We had Thanksgiving dinner at our home this year. My mom wanted to have it at her house and I told her how much it meant to me to have it at ours this year.
Jerome won't be here for Thanksgiving next year, he will be in a foreign country celebrating with his unit rather than sitting at our table, holding my hand and saying grace.
He won't be eating the turkey he helped me stuff, he won't be having a slice of my apple pie that he loves so much. He won't be able to sit and watch the Macy's Thanksgiving Day parade with our kids, all of them snuggled in their pajamas while I'm in the kitchen cooking. He simply won't be here ......I don't know what he will be having or how he will be celebrating but it was very important that this year.... this year he sit at our table, hold my hand and say grace.
Because next year, he won't be here.
The Wednesday before Thanksgiving I took our kids to the library to return some books that I had forgotten about and were overdue. It was fine free week so it was important that I cram a library trip in with the grocery shopping for Thanksgiving, cleaning and everything else I had on my list to prepare for it.
As I was standing there going through the books with the librarian figuring out which books were on which of my kids cards I looked up to look at the time on the clock but my eyes saw this picture of soldiers at Thanksgiving in a calendar hanging on the wall instead.....
It took all I had in me to not break down in tears. I know he is here now and that I am very thankful for, but these past several months we've had this countdown hanging over our heads, a constant reminder as each holiday approaches that next year we will be celebrating it apart, from thousands of miles away.
My eyes filled with tears and I felt shaky seeing that picture. I took a deep breath,opened my eyes a little wider so that the tears wouldn't fall and looked away hoping that the librarian wasn't noticing what was going on inside my head, that she wouldn't see how hard I was fighting the tears.
She repeated a question to me about one of the kids names and I could see that she saw that I was distracted.

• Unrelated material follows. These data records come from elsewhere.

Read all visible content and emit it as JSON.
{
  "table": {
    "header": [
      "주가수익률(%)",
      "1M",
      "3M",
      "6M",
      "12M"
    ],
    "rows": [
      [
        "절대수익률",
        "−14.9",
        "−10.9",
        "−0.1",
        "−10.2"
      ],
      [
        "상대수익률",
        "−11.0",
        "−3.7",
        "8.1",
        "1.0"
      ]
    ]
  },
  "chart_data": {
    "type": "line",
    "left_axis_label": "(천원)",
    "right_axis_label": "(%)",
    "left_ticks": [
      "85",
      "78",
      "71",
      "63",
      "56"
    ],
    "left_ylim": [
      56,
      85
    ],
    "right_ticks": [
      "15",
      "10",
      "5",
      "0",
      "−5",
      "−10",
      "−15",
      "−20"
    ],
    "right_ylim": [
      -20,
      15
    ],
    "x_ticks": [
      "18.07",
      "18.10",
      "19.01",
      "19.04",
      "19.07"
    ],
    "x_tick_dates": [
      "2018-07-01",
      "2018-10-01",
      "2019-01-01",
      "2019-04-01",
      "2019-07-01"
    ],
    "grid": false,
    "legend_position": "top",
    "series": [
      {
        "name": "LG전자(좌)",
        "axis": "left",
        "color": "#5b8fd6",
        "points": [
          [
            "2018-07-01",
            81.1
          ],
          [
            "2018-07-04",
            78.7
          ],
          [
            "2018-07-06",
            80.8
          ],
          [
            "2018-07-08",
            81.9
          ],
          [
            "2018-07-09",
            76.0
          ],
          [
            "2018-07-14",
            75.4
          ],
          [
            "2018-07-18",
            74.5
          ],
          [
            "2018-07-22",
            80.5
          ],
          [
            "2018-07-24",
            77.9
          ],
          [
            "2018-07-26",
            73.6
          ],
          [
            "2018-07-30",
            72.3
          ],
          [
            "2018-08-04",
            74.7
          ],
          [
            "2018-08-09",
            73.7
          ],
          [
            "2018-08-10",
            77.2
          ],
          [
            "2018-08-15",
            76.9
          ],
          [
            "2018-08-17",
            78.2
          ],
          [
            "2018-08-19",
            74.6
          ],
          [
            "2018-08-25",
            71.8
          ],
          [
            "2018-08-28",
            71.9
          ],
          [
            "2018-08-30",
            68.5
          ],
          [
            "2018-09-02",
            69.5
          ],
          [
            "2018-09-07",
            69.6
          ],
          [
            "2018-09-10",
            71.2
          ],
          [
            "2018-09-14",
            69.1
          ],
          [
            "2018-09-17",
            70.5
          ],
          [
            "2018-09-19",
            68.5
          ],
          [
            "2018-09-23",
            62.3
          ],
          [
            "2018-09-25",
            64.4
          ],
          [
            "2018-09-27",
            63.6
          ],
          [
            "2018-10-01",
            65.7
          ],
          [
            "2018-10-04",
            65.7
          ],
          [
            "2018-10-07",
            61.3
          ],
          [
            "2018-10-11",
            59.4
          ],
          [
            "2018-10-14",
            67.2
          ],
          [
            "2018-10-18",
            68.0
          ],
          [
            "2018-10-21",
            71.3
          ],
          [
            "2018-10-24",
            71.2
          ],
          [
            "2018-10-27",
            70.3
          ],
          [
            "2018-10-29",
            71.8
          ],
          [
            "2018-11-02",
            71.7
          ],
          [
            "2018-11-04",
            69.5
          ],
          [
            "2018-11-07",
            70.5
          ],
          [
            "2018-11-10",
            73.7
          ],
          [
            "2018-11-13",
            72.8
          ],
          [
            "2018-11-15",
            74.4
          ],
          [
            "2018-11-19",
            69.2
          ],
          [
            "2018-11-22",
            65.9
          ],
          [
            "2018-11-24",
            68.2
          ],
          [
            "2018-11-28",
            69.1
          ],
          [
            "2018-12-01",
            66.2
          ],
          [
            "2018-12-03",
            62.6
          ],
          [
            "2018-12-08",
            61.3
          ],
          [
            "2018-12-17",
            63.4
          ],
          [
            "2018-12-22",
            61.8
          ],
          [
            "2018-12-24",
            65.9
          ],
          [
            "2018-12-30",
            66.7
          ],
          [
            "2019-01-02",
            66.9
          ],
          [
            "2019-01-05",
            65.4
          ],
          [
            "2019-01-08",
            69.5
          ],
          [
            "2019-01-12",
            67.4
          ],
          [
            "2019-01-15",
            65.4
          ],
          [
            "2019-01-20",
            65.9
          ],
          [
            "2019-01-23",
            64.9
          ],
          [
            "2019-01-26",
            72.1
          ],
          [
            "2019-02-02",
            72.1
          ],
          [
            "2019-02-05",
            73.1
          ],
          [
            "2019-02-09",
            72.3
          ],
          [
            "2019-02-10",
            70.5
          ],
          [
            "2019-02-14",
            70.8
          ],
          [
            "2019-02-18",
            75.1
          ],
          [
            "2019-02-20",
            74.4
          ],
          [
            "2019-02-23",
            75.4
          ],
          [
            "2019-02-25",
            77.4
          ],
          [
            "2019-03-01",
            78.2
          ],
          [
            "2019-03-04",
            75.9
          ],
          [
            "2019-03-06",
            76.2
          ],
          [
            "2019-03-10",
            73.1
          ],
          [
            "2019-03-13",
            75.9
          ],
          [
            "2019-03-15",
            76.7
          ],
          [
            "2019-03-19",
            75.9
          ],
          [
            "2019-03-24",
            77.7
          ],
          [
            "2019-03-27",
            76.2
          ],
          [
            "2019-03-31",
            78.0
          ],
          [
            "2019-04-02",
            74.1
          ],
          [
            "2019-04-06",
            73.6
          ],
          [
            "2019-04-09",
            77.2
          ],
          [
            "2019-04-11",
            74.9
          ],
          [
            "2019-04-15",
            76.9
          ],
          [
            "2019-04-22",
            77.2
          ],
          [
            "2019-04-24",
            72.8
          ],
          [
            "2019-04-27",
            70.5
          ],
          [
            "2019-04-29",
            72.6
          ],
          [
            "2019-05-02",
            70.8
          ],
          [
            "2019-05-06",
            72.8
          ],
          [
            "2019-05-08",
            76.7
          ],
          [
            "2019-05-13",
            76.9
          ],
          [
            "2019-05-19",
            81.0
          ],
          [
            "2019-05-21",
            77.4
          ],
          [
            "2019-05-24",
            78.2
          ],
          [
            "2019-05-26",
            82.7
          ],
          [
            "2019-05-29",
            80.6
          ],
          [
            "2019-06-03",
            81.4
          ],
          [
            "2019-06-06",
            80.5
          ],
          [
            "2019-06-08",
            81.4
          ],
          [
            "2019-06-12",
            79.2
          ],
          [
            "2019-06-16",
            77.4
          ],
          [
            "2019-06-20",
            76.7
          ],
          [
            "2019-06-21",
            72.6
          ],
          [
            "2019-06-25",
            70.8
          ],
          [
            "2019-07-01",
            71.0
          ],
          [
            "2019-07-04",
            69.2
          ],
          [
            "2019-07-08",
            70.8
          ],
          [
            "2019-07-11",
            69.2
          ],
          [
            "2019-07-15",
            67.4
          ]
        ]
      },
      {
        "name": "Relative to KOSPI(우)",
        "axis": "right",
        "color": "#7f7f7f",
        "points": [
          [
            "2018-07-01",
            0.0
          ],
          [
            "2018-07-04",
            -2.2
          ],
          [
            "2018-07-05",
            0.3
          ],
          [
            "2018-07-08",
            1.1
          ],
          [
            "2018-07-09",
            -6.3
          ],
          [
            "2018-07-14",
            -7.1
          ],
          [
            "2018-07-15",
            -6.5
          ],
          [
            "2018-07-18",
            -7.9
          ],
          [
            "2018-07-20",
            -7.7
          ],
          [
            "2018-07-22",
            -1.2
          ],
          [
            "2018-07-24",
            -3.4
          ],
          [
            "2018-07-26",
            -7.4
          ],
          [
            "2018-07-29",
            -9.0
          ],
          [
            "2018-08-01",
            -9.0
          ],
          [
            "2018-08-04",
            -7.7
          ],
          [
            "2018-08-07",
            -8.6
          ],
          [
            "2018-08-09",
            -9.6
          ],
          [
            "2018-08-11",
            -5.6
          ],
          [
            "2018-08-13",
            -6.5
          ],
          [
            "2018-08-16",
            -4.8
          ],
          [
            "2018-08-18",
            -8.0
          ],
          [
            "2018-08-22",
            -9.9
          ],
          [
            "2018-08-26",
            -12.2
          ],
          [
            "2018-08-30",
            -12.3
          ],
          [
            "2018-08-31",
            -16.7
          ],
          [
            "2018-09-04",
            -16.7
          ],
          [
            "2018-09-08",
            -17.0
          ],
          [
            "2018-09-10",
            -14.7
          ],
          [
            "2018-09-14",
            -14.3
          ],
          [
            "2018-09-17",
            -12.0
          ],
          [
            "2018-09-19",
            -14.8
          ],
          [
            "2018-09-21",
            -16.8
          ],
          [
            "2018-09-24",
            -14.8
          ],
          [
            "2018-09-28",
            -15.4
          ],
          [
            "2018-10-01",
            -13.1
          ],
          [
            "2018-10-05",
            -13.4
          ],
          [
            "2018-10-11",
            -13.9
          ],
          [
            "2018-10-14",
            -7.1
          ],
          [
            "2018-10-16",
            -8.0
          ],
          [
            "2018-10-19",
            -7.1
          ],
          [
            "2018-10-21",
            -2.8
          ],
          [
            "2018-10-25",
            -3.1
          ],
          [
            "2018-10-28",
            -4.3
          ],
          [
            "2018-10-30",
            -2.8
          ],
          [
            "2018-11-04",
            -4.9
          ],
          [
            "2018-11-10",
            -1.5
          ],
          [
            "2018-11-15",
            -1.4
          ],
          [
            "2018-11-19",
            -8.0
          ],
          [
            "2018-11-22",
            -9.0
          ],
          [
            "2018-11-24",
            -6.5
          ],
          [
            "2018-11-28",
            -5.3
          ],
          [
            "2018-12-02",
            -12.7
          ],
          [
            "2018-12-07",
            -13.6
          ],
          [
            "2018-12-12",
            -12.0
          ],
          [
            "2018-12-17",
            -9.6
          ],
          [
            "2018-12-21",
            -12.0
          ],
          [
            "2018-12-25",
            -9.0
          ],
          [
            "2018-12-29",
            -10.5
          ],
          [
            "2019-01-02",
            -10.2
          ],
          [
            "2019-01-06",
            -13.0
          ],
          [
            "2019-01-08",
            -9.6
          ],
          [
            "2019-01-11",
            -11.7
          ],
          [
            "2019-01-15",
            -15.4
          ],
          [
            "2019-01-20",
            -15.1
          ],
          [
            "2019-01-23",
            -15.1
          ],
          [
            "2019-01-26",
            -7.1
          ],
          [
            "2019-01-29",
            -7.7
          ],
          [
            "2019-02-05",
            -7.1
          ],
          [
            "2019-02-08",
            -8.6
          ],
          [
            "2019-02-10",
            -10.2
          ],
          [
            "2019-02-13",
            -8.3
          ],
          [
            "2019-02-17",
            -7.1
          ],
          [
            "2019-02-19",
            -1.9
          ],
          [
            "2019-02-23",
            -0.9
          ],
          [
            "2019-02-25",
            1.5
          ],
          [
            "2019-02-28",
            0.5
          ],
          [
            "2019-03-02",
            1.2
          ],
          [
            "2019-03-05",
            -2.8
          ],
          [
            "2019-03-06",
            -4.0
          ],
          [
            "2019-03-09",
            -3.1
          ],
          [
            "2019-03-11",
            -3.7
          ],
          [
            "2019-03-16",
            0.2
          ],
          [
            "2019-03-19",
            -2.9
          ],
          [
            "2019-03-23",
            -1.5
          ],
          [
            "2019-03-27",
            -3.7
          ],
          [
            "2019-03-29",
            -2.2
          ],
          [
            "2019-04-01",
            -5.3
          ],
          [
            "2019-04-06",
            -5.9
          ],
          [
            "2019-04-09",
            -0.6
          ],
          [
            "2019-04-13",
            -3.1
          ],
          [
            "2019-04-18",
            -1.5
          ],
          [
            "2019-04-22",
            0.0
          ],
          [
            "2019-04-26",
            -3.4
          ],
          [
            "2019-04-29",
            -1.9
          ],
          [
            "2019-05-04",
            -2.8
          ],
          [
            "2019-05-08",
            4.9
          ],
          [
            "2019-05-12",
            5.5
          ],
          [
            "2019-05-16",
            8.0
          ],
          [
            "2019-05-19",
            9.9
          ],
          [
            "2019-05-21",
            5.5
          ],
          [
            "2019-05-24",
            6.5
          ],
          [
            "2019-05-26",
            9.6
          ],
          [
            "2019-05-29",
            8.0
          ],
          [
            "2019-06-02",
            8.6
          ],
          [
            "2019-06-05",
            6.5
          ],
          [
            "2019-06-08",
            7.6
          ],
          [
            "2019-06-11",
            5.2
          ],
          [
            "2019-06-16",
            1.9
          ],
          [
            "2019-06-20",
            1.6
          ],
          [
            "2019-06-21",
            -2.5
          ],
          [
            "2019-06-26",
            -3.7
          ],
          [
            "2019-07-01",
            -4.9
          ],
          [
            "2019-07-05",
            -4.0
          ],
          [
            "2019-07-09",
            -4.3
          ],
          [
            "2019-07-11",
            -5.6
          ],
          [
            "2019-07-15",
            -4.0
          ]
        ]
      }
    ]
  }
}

She smiled a smile of comfort, I smiled back and we finished checking in my kids library books. I pushed away those feelings and came back to where I needed to be, not thinking about the deployment and being in the moment right where I was standing....telling Katie she was absolutely not checking out a handful of books right now and then when she asked me why I smiled and pointed to the stack of books on the counter that were turned in late.
We finished up all of our errands we had to run. We went home and the kids helped me tear up all five loaves of french bread for the stuffing we had to make. Jerome and I staid up until about 2:30am Wednesday night cooking and baking. He helped me with the turkey, actually he did everything with the turkey, it was to heavy for me to lift. I made a tripled recipe of stuffing, two pans and enough for stuffing the turkey. I also made his favorite apple pie. The apple pie that I usually dread making because of the time involved.....it is completely made from scratch. But this year was different. I wanted to make this year special.
We slept in a little Thursday morning and then we all watched some of the parade. Natalie and Katie helped me fold the napkins (after using google to find out how to fold them) for the table. I bought them after Christmas last year and loved them. I couldn't wait to put them on the table this year.
All of my family arrived and we sat down to a wonderful Thanksgiving dinner. We all sat around the table talking and enjoying being together long after our plates were cleared and our bellies full.
Caleb enjoyed playing with his cup.
We all finished the evening up with dessert. Laci's German chocolate cake made it almost here in her beautiful cake stand, but as the brakes were hit the cake she made tipped over. It was delicious anyway....
Mom made two pumpkin pies....
Bradley and Caleb enjoyed playing with cool whip while the rest of us ate our pie or cake and a few of us will never forget the taste of the coffee Jolena made, haha. We had a wonderful Thanksgiving dinner and enjoyed it very much.
Apple Pie Recipe
Mix 1/3 c honey, 2 Tbs. sugar and cornstarch, 1 tsp. cinnamon and a dash of salt in a large bowl. Stir in 2 Tbsp. melted butter. Then add apples (about 6 large, peeled, cored, and sliced).
Mix 2c all-purpose flour, 2 Tbsp. sugar, 1/4 tsp. salt, and 1/4 tsp. baking powder in another large bowl. Cut in 3/4 cu shortening until pieces are the size of peas. In a glass measure combine 1 beaten egg, 1 tsp. vinegar and enough water to make 1/3 c liquid. Add liquid to mixed flour mixture and mix until the right consistency. Divide in half and form each half into a ball. Cool in refrigerator for about 1 hr. before working with dough.
Place dough in pie plate and pour apple mixture inside. Place the other rolled out dough over pie. Poke holes in top or make decorative cuttings and pieces and place on pie. Finish edges.
In glass measure combine 1 beaten egg and 1 Tbsp. water. Brush over top of pie. Sprinkle sugar on top.
Bake 350 degrees for 30 minutes with foil around edges. Bake an additional 30 minutes without foil until pastry is golden and filling is bubbly.